Ian Lurie, Portent Interactive, Seattle, WA
July 2, 2003
Somehow, while I wasn't looking, America has developed a new threat: Spam. It clogs e-mail boxes, bogs down corporate servers and the Internet, and kills productivity. The Internet, I'm told, is doomed because of evil, smarmy firms shotgunning millions of e-mails pushing everything from generic Viagra to digital cameras.
With this argument comes the corollary that all e-mail marketing is bad. And that's simply not true. There is a right way to conduct an e-mail marketing campaign. Done right, e-mail marketing works - our clients see great boosts in site traffic and sales, and they have never received a spam complaint.
Done wrong, and your best intentions may go awry - most ISPs and businesses use automated spam filters, and a poorly designed but completely legitimate e-mail campaign can easily get caught and marked as 'junk'.
How can you use e-mail as a marketing tool, and not get tagged as a spammer? Stick to these rules:
Opt-In Only
Search Engine Optimization, or SEO, defies easy definition. But here's a short version:
Only send e-mail to those who expressly ask for it. Put a simple form on your web site - all you really need is the subscriber's e-mail address, remember - and only send e-mail to folks who complete that form.
There are no exceptions to this rule, except one: If you have an existing customer list, and want to sign them up for the list, send them a polite e-mail inviting them to subscribe. Do not sign them up and ask them to unsubscribe! That's like eating the last piece of cake and then asking if anyone wants it - just plain rude, and far too late.
An opt-in only list will start smaller, it's true. But a small list is a targeted one. Our pure opt-in lists see close to 40% 'click thru' rates. Non opt-in lists can't claim anything close to those numbers.

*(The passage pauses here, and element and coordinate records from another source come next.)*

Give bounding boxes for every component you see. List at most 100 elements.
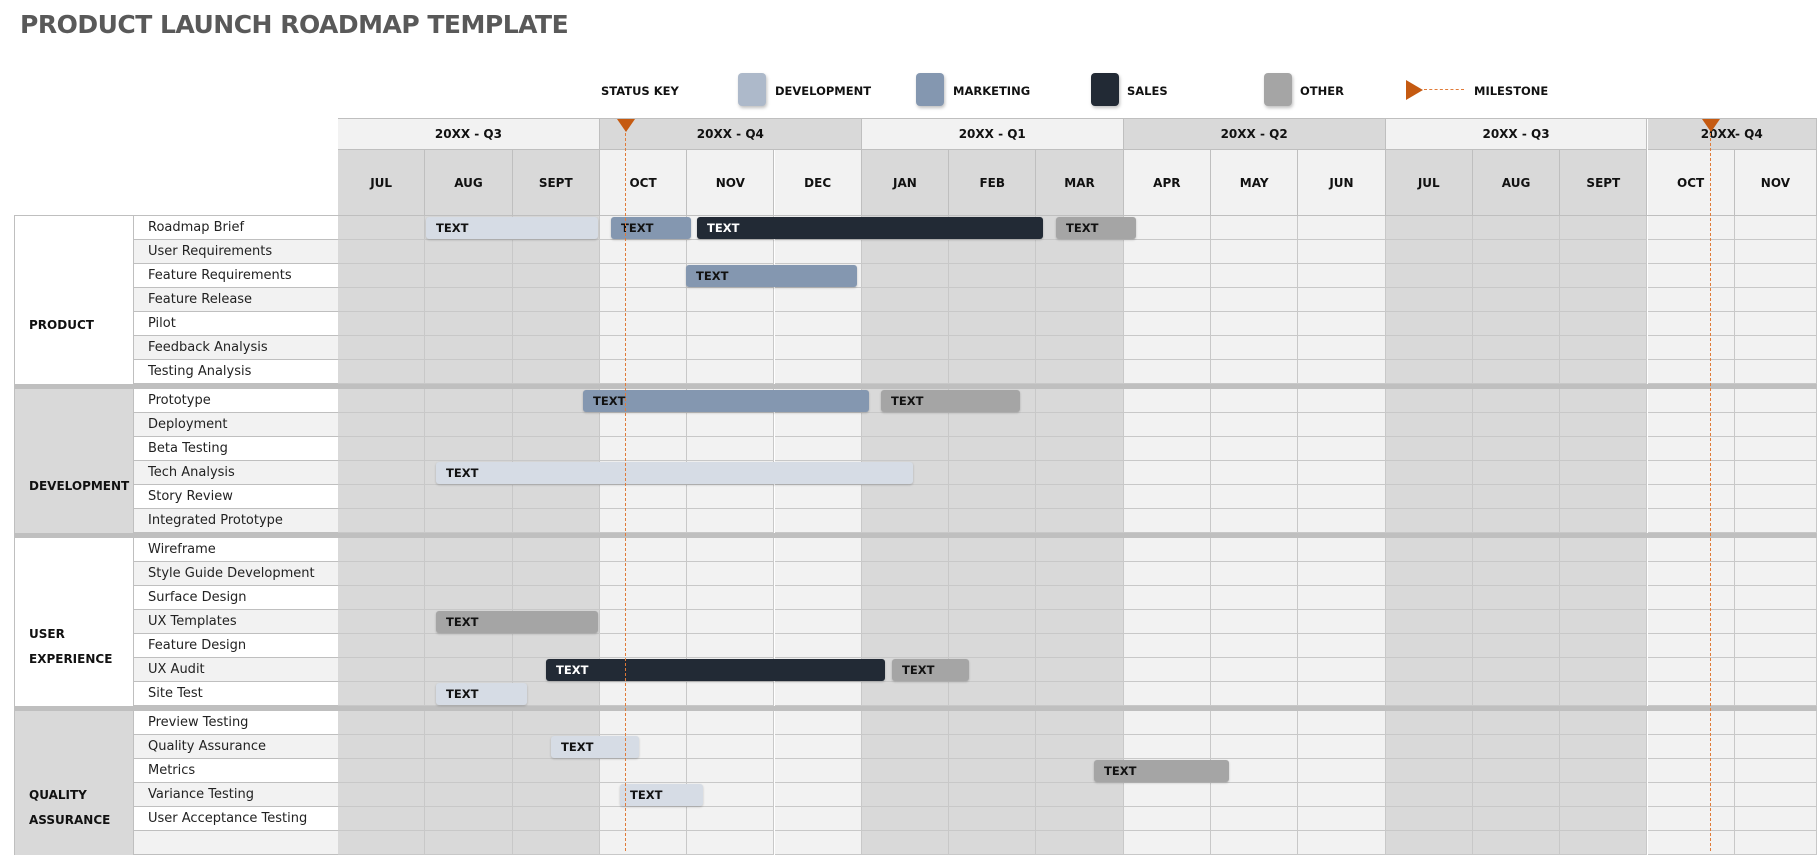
timeline-cell[interactable]	[1298, 336, 1385, 360]
timeline-cell[interactable]	[1036, 509, 1123, 533]
timeline-cell[interactable]	[1560, 485, 1647, 509]
timeline-cell[interactable]	[338, 682, 425, 706]
timeline-cell[interactable]	[1560, 360, 1647, 384]
timeline-cell[interactable]	[1386, 312, 1473, 336]
timeline-cell[interactable]	[1211, 437, 1298, 461]
timeline-cell[interactable]	[425, 711, 512, 735]
timeline-cell[interactable]	[1648, 485, 1735, 509]
timeline-cell[interactable]	[1211, 538, 1298, 562]
timeline-cell[interactable]	[1211, 336, 1298, 360]
timeline-cell[interactable]	[862, 264, 949, 288]
timeline-cell[interactable]	[1211, 831, 1298, 855]
timeline-cell[interactable]	[425, 538, 512, 562]
timeline-cell[interactable]	[949, 711, 1036, 735]
timeline-cell[interactable]	[338, 312, 425, 336]
timeline-cell[interactable]	[862, 634, 949, 658]
timeline-cell[interactable]	[1298, 413, 1385, 437]
task-bar-development[interactable]: TEXT	[436, 683, 527, 705]
timeline-cell[interactable]	[1735, 634, 1817, 658]
timeline-cell[interactable]	[600, 312, 687, 336]
timeline-cell[interactable]	[1036, 312, 1123, 336]
timeline-cell[interactable]	[338, 783, 425, 807]
timeline-cell[interactable]	[1735, 240, 1817, 264]
timeline-cell[interactable]	[425, 312, 512, 336]
timeline-cell[interactable]	[1386, 586, 1473, 610]
timeline-cell[interactable]	[1473, 658, 1560, 682]
task-label[interactable]	[133, 831, 338, 855]
timeline-cell[interactable]	[1124, 509, 1211, 533]
timeline-cell[interactable]	[862, 312, 949, 336]
timeline-cell[interactable]	[1036, 485, 1123, 509]
timeline-cell[interactable]	[1298, 216, 1385, 240]
timeline-cell[interactable]	[1298, 562, 1385, 586]
task-label[interactable]: Metrics	[133, 759, 338, 783]
timeline-cell[interactable]	[1560, 634, 1647, 658]
timeline-cell[interactable]	[1386, 509, 1473, 533]
timeline-cell[interactable]	[600, 586, 687, 610]
timeline-cell[interactable]	[600, 831, 687, 855]
timeline-cell[interactable]	[1386, 538, 1473, 562]
timeline-cell[interactable]	[862, 783, 949, 807]
task-label[interactable]: Preview Testing	[133, 711, 338, 735]
timeline-cell[interactable]	[1124, 216, 1211, 240]
task-bar-development[interactable]: TEXT	[620, 784, 703, 806]
timeline-cell[interactable]	[1036, 437, 1123, 461]
timeline-cell[interactable]	[1560, 389, 1647, 413]
timeline-cell[interactable]	[775, 610, 862, 634]
timeline-cell[interactable]	[775, 783, 862, 807]
timeline-cell[interactable]	[1036, 807, 1123, 831]
timeline-cell[interactable]	[949, 735, 1036, 759]
timeline-cell[interactable]	[1298, 807, 1385, 831]
timeline-cell[interactable]	[513, 312, 600, 336]
timeline-cell[interactable]	[338, 711, 425, 735]
timeline-cell[interactable]	[1473, 288, 1560, 312]
timeline-cell[interactable]	[862, 759, 949, 783]
timeline-cell[interactable]	[1648, 759, 1735, 783]
task-label[interactable]: UX Templates	[133, 610, 338, 634]
timeline-cell[interactable]	[513, 437, 600, 461]
timeline-cell[interactable]	[1473, 783, 1560, 807]
timeline-cell[interactable]	[775, 437, 862, 461]
timeline-cell[interactable]	[1386, 610, 1473, 634]
timeline-cell[interactable]	[1298, 682, 1385, 706]
timeline-cell[interactable]	[949, 264, 1036, 288]
timeline-cell[interactable]	[687, 759, 774, 783]
timeline-cell[interactable]	[1386, 264, 1473, 288]
timeline-cell[interactable]	[1735, 682, 1817, 706]
timeline-cell[interactable]	[1124, 711, 1211, 735]
timeline-cell[interactable]	[1560, 538, 1647, 562]
task-bar-marketing[interactable]: TEXT	[611, 217, 691, 239]
timeline-cell[interactable]	[1735, 312, 1817, 336]
timeline-cell[interactable]	[687, 634, 774, 658]
timeline-cell[interactable]	[862, 831, 949, 855]
timeline-cell[interactable]	[1386, 240, 1473, 264]
timeline-cell[interactable]	[1735, 658, 1817, 682]
timeline-cell[interactable]	[1648, 360, 1735, 384]
timeline-cell[interactable]	[425, 586, 512, 610]
timeline-cell[interactable]	[775, 485, 862, 509]
timeline-cell[interactable]	[687, 735, 774, 759]
timeline-cell[interactable]	[1211, 485, 1298, 509]
timeline-cell[interactable]	[775, 360, 862, 384]
timeline-cell[interactable]	[1386, 562, 1473, 586]
task-bar-other[interactable]: TEXT	[436, 611, 598, 633]
timeline-cell[interactable]	[1386, 461, 1473, 485]
timeline-cell[interactable]	[338, 759, 425, 783]
timeline-cell[interactable]	[1386, 413, 1473, 437]
timeline-cell[interactable]	[1386, 759, 1473, 783]
timeline-cell[interactable]	[1735, 759, 1817, 783]
timeline-cell[interactable]	[1648, 538, 1735, 562]
timeline-cell[interactable]	[1386, 336, 1473, 360]
timeline-cell[interactable]	[1386, 437, 1473, 461]
timeline-cell[interactable]	[513, 759, 600, 783]
timeline-cell[interactable]	[425, 831, 512, 855]
timeline-cell[interactable]	[1036, 240, 1123, 264]
timeline-cell[interactable]	[513, 264, 600, 288]
timeline-cell[interactable]	[1560, 759, 1647, 783]
timeline-cell[interactable]	[862, 336, 949, 360]
timeline-cell[interactable]	[1036, 586, 1123, 610]
task-label[interactable]: Integrated Prototype	[133, 509, 338, 533]
task-bar-development[interactable]: TEXT	[436, 462, 913, 484]
timeline-cell[interactable]	[1036, 783, 1123, 807]
timeline-cell[interactable]	[1036, 831, 1123, 855]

And don't forget: Bandwidth isn't free, either. If you send out 1,000,000 messages, then you're footing the bill, one way or another, for all of those bits and bytes flying across the Internet. An opt-in list reaches a highly targeted audience and uses fewer messages to do it, so you save money.
Keep it Small
Your e-mail message should be no larger than 15 kilobytes: The total file size for all images and text should never be larger than this number. Anything larger will bog down computers with slow Internet connections and may be targeted and deleted as spam.
Remember that all your e-mail has to do is get the reader to click thru to your web site. You don't have to show your product in an extra large photo, or provide 10 paragraphs explaining your service. Save that for your site. Keep the message compact, and don't use more than one or two images in your message. The result will be a small, fast-loading e-mail message.